While we don’t know what will come of this subpoena, and if Medtronic was hiding safety studies it should have been reporting to the Food and Drug Administration (FDA), we do know the company has complete immunity for injuries caused by class III medical devices, because of the Supreme Court ruling in Riegel v. Medtronic in 2008.

The Court ruled that because the FDA had approved a medical device through the pre-market approval process, patients injured do not have any recourse to hold the manufacturers accountable, even when a faulty product has harmed or killed a patient. A year later, the Supreme Court ruled in Wyeth v. Levine that patients harmed by prescription drugs can hold manufacturers accountable in state courts, creating disturbing double standard between prescription drugs and medical devices.

Congress has introduced The Medical Device Safety Act (HR 1346/S540) that would restore patients’ right to hold the manufacturer responsible for their defectives products.

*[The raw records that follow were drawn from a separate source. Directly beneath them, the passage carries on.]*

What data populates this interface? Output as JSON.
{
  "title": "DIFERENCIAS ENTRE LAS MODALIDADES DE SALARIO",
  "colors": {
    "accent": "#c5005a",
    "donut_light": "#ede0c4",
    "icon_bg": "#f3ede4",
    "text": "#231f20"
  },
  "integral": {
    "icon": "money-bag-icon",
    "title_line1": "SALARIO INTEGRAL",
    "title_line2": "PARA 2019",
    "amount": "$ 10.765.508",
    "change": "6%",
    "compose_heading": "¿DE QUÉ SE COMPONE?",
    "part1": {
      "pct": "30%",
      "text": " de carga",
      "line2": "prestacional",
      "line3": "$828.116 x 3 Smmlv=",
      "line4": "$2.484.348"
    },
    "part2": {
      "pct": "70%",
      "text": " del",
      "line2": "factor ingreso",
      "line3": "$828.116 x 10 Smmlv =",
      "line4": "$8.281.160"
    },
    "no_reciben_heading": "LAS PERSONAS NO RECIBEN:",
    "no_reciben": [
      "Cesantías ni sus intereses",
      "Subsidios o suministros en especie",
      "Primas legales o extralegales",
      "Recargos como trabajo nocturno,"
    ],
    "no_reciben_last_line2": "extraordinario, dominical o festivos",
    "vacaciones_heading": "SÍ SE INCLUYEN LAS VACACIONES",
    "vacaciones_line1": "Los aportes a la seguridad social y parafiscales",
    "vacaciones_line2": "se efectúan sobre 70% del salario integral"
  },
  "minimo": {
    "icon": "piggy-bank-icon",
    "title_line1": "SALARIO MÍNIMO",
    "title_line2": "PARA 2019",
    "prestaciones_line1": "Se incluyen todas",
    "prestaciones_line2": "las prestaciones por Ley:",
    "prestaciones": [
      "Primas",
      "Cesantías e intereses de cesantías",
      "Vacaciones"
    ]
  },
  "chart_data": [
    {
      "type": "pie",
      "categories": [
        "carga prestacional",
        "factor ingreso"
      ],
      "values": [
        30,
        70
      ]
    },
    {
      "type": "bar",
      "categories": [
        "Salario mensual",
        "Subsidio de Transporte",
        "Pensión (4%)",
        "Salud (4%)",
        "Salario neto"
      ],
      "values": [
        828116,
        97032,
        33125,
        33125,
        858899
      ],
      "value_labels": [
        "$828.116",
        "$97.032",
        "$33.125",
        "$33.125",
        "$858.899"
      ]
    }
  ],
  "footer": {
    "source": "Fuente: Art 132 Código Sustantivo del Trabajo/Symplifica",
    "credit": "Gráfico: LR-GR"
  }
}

Thousands of patients are harmed by defective medical devices, like five-year-old Avery DeGroh, who had her implanted defibrillator misfire when she was just three, shocking her nine times. Medtronic refused to pay for the cost to replace her defective device, and could be immune because of the Riegel ruling.

Michele Meyer of Cambridge, Minnesota, lost her 30-year-old daughter, Katie. Katie beat cancer but died from complications to remove the faulty lead to her Medtronic defibrillator. Medtronic again might be immune from liability.

Whatever the subpoena yields, Congress needs to pass The Medical Device Safety Act (HR1346/S540) to protect patients. No company should be above the law when their products prove defective and dangerous.